In initial discussions about creation of a Query language with potential stakeholders of Philips Lighting we were confronted with a wide variety of viewpoints. We had prepared some example properties and openly discussed these with testers and architects of Philips Lighting. These example properties (implicitly) assumed a system wide view. This as- sumption came from the way a lighting system is designed using the Prisma methodology: a lighting system starts as a specification of its behavior, its environment and its mapping to the physical devices and is then “compiled” to configuration for hardware products (of Philips Lighting). This methodology aligns well with the new business model of Philips Lighting: selling “Lighting as a Service”.

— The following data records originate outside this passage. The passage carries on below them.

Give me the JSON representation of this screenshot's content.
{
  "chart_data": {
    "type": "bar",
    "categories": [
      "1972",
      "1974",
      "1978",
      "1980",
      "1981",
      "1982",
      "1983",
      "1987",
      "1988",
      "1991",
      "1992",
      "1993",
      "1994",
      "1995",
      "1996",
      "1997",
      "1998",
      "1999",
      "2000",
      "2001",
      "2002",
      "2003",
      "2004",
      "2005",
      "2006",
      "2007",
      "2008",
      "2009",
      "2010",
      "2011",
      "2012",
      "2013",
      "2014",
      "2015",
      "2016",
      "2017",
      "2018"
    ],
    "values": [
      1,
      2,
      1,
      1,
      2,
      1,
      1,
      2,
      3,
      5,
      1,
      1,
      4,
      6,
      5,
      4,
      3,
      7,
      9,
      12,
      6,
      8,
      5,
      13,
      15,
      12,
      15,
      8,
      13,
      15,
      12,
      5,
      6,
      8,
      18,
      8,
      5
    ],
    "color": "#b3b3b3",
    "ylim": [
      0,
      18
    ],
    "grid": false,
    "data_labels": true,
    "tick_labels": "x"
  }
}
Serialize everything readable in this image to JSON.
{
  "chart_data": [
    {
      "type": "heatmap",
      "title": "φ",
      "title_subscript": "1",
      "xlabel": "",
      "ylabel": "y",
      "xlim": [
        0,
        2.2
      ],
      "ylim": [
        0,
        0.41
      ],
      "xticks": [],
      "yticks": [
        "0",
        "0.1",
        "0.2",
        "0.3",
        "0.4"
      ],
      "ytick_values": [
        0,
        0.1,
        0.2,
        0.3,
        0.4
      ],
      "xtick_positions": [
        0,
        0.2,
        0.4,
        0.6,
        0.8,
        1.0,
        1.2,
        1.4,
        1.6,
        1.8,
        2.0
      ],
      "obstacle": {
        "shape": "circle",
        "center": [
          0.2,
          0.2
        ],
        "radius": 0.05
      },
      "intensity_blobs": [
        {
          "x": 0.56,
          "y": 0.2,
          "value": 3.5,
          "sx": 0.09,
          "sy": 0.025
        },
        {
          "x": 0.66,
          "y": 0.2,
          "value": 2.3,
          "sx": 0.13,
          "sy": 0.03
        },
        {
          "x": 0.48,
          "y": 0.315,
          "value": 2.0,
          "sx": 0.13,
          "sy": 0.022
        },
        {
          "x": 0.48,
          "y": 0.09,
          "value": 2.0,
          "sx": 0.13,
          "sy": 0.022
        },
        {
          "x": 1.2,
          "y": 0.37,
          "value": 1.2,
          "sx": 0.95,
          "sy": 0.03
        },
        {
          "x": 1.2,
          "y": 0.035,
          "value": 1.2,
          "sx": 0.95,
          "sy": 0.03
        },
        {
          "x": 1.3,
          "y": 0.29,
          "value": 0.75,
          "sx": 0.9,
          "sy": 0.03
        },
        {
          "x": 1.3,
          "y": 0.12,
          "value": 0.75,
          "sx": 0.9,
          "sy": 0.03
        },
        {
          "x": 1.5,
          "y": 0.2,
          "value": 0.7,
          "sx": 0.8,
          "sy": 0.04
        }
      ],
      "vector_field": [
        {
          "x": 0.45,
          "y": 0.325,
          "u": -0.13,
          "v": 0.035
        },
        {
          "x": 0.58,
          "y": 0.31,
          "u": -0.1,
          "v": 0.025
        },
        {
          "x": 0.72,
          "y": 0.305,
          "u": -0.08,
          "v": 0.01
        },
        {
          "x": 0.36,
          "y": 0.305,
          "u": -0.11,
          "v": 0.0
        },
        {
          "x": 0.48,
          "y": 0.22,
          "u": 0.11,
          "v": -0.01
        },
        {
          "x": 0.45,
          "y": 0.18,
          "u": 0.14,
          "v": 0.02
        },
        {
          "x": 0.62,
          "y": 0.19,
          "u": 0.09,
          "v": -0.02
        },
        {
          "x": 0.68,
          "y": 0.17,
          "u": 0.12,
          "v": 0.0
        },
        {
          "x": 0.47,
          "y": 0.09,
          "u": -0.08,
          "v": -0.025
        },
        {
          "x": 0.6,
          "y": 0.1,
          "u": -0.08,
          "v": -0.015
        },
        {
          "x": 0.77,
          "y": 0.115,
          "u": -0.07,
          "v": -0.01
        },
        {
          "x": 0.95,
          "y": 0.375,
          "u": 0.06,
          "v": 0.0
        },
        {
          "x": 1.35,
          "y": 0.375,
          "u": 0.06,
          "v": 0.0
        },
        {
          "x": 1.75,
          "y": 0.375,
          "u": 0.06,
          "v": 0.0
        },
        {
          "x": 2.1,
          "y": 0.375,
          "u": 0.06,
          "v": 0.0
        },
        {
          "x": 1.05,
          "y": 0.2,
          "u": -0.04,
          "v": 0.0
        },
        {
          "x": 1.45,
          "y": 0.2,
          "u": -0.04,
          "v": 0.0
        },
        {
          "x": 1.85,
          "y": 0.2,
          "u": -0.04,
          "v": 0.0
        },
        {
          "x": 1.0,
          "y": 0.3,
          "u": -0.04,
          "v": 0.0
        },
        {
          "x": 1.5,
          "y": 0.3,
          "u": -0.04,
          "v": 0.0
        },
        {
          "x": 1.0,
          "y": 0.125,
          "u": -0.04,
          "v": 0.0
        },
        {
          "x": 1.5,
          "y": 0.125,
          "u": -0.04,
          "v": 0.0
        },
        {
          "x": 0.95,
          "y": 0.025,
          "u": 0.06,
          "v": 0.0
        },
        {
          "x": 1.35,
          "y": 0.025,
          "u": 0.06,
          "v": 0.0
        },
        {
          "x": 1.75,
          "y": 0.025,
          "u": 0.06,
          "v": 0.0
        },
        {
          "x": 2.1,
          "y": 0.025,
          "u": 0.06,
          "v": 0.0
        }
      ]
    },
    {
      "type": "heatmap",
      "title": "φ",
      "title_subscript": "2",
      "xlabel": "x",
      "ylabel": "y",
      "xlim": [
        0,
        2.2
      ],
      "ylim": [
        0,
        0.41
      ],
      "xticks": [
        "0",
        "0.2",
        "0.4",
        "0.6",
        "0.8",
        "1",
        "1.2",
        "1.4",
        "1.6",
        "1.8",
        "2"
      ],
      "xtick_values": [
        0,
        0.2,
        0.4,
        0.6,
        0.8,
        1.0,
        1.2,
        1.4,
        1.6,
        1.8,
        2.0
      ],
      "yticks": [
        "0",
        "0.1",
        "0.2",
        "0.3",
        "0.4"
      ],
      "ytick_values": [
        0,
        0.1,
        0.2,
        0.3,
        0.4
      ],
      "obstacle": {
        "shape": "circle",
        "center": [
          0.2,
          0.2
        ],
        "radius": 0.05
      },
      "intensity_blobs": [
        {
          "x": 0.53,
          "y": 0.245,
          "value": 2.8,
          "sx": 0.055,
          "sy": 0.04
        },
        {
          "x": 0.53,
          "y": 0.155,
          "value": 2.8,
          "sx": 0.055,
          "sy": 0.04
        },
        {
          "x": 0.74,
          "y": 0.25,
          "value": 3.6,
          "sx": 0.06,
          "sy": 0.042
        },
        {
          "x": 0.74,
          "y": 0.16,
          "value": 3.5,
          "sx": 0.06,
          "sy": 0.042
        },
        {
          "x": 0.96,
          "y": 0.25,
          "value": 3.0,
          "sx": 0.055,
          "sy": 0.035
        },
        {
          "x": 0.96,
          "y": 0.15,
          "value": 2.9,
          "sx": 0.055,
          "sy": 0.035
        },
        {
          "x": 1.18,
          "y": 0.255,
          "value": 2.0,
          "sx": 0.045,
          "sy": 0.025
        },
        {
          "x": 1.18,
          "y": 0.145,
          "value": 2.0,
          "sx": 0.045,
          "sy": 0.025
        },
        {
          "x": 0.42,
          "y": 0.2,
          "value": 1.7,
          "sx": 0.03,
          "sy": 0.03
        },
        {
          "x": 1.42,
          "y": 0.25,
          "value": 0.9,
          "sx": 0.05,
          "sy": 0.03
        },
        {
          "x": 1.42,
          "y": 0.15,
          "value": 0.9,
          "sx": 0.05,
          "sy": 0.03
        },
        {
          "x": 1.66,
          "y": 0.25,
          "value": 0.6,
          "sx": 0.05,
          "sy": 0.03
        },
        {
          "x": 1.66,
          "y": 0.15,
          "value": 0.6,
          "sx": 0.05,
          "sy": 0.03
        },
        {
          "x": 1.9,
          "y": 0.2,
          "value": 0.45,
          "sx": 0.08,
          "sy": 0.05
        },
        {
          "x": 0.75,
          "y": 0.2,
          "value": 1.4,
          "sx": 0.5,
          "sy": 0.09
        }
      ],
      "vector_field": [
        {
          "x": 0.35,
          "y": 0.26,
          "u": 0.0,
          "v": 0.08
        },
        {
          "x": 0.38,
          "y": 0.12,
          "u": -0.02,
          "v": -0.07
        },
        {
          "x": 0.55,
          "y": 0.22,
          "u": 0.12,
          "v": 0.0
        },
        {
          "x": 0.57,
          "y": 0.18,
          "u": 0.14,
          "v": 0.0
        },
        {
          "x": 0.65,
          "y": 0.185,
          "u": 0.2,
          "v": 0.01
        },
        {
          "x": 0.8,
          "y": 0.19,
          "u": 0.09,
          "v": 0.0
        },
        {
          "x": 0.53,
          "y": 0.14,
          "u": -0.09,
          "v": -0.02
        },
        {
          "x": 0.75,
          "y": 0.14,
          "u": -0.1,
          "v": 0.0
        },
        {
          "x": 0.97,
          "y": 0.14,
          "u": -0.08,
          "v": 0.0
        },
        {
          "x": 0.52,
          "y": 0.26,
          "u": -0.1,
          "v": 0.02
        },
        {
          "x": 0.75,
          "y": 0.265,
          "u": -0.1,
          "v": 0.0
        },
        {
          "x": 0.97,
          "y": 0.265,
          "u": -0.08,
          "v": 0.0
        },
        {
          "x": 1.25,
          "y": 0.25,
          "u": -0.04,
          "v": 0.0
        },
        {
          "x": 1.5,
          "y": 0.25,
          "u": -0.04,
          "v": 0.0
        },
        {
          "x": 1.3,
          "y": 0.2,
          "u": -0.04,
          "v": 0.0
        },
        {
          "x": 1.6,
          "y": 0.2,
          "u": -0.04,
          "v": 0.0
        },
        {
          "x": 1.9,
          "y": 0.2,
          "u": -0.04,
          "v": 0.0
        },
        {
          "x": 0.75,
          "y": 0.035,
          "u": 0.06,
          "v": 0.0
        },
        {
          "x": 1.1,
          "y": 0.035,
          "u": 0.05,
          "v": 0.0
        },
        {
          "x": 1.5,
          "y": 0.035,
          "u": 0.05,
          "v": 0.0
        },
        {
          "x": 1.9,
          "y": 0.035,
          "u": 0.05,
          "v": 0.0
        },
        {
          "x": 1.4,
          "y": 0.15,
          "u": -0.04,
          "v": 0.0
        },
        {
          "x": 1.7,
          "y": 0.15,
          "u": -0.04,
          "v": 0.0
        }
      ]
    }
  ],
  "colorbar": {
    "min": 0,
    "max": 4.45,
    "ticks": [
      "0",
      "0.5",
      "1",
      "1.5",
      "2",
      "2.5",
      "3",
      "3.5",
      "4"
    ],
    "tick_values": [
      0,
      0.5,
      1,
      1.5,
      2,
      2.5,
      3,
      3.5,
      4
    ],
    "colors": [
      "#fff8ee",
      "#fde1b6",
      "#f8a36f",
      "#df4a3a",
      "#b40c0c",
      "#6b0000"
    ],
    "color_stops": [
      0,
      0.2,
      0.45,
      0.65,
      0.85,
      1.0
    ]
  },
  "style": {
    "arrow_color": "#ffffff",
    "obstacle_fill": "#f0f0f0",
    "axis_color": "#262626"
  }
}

The view of Prisma is technology independent. Many potential stakeholders in the Query language are used to thinking in terms of appliances. This confronted us with a fundamental challenge: discussing system wide properties is not always trivial as not every stakeholder is used to abstract from the intricate details of physical appliances. This abstraction is crucial to the domain model of the Prisma project. The proposed domain modeling approach hides complexities of particular technologies and reduces lighting systems to their core: behavior of lighting systems and possible influence of its environment. Details of particular technologies are only introduced when required. A Query language can only reason about concepts known in the domain model and is therefore limited to the abstracted view. In these discussions with stakeholders we often had to discuss the domain approach and its abstractions first before discussing potential properties specified using the Query language. Obtaining valuable input for the Query language proved challenging as not all stakeholders in the lighting domain had already embraced the domain approach.

While we could have concluded that creation of the Query language should be deferred to when the domain modeling approach of the Prisma project has been adopted thor- oughly by stakeholders of Philips Lighting we believe that the Query language is a strong argument for its adoption. One of the largest benefits of a domain approach is the ability to analyze a lighting system prior to implementation. The proposed Query language allows to record properties in a structural manner and is crucial in this early validation. Our focus shifted from creating a Query language specifically for Philips Lighting to the creation of a prototype to show the potential of early validation. Once the domain approach is well integrated within Philips Lighting, the prototype can be extended and tuned specifically for the lighting domain.